2. | Section 2.4(b) of the Salary Continuation Agreement is hereby amended to read as follows: |
“Payment of benefit: The Bank shall, subject to the execution and nonrevocation of a waiver and release in the form provided by the Bank within three (3) days of the Change in Control, pay the Change-in-Control benefit under Section 2.4 of this Agreement to the Executive in a lump sum on the tenth (10th) day immediately following the Change in Control. If the Executive receives the benefit under this Section 2.4 because of the occurrence of a Change in Control, the Executive shall not be entitled to claim additional benefits under this Agreement.”
3. | Section 9.3 of the Salary Continuation Agreement is hereby amended to read as follows: |
“9.3 Article 9 Survives Termination. The rights and obligations set forth in this Article 9 shall survive termination of this Agreement and of the Executive employment for any reason. However, the portions of Section 9.1 of this Employment Agreement relating to competition (and not to non-solicitation of customers, which shall survive) shall become null and void upon any Separation from Service following a Change in Control.”
4. The Company, the Bank nor any of their respective affiliates shall be required to incur any additional compensation expense in connection with this Amendment due to the application of Section 409A of the Internal Revenue Code of 1986, as amended.
5. This Amendment may be executed in counterparts, each of which shall be an original, with the same effect as if the signatures affixed thereto were upon the same instrument.
6. The parties to this Amendment have read this Amendment, understand it and voluntarily accept its terms.
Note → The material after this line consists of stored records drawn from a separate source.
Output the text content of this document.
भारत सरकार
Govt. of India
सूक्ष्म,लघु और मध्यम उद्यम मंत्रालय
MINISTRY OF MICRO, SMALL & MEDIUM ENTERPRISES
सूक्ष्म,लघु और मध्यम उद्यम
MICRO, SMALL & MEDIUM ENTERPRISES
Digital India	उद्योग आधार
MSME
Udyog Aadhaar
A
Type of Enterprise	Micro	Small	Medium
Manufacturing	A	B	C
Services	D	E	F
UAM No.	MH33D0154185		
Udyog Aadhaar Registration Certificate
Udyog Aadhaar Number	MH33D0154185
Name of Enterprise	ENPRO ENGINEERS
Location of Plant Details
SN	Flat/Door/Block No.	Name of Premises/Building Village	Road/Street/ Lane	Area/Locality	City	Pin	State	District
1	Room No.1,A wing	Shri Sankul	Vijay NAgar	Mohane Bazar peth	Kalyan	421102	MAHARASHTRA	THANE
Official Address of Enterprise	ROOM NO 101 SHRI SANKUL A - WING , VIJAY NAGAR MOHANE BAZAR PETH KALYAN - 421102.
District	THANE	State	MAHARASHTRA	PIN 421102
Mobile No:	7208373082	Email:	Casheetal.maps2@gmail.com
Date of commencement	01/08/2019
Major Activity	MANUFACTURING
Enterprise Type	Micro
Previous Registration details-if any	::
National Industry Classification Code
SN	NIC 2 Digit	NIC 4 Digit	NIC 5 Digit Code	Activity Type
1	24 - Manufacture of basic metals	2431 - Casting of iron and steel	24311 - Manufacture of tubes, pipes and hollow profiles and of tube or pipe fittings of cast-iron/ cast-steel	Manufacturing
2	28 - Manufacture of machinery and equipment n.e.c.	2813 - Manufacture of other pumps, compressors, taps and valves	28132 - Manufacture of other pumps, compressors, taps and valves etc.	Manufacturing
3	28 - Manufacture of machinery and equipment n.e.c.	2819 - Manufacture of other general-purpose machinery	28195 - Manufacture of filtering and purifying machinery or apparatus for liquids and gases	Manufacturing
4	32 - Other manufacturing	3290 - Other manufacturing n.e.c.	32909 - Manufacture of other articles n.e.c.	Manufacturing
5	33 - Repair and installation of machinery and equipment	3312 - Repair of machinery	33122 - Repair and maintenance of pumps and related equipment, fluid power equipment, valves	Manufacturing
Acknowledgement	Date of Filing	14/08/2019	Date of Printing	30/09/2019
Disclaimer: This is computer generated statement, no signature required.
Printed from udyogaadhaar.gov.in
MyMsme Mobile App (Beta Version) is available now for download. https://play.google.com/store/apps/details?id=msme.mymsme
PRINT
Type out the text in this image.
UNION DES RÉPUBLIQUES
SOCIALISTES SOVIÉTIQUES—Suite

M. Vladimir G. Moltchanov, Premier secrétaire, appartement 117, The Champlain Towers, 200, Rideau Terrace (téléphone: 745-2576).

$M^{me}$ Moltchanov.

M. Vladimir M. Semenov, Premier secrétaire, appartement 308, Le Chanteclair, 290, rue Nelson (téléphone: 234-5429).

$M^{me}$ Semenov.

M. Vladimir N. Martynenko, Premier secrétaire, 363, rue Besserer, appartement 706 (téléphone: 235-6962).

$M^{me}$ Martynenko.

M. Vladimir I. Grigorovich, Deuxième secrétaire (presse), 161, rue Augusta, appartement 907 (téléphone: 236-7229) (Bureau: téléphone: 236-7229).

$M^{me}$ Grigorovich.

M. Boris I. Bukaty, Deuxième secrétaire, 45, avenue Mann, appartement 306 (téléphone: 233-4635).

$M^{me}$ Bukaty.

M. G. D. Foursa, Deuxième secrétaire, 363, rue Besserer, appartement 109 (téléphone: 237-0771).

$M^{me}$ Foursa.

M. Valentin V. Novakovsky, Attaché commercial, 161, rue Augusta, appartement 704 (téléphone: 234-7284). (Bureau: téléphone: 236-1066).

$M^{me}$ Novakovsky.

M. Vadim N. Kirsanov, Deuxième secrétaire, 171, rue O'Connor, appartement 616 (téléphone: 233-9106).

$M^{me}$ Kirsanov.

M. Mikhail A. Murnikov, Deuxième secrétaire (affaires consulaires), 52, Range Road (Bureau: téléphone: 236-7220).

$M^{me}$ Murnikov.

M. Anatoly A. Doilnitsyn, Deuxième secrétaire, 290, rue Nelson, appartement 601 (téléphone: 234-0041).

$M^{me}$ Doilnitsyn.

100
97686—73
The Executive acknowledges that: (i) this Amendment is executed voluntarily and without any duress or undue influence on the part or behalf of the Company, the Bank or any of their respective affiliates; (ii) this entire Amendment is written in a manner calculated to be understood by him; (iii) he has been advised by the Bank to seek the advice of legal counsel before entering into this Amendment; (iv) the Executive has been provided with a reasonable period of time to consider the terms and conditions of this Amendment; (v) the Executive is fully aware of the legal and binding effect of this Amendment; and (vi) to the extent he executes this Amendment before he does so knowingly and voluntarily and only after consulting his attorney or affirmatively waiving his right to consult with his attorney. In addition, the Executive acknowledges and agrees that he has had the assistance of counsel of his choosing in the negotiation of this Amendment, including with respect to tax matters, or he has chosen not to have the assistance of counsel.
6. This Amendment shall be governed by and construed in accordance with the laws of the State of North Carolina.
7. Except with respect to Sections 2.4 and 9 of the Salary Continuation Agreement (each as amended hereby), upon the Closing, the Salary Continuation Agreement shall be terminated and be no longer of any force and effect and the Executive shall no longer have any rights thereunder.
IN WITNESS WHEREOF, this Amendment has been duly executed as of the day and year set forth above.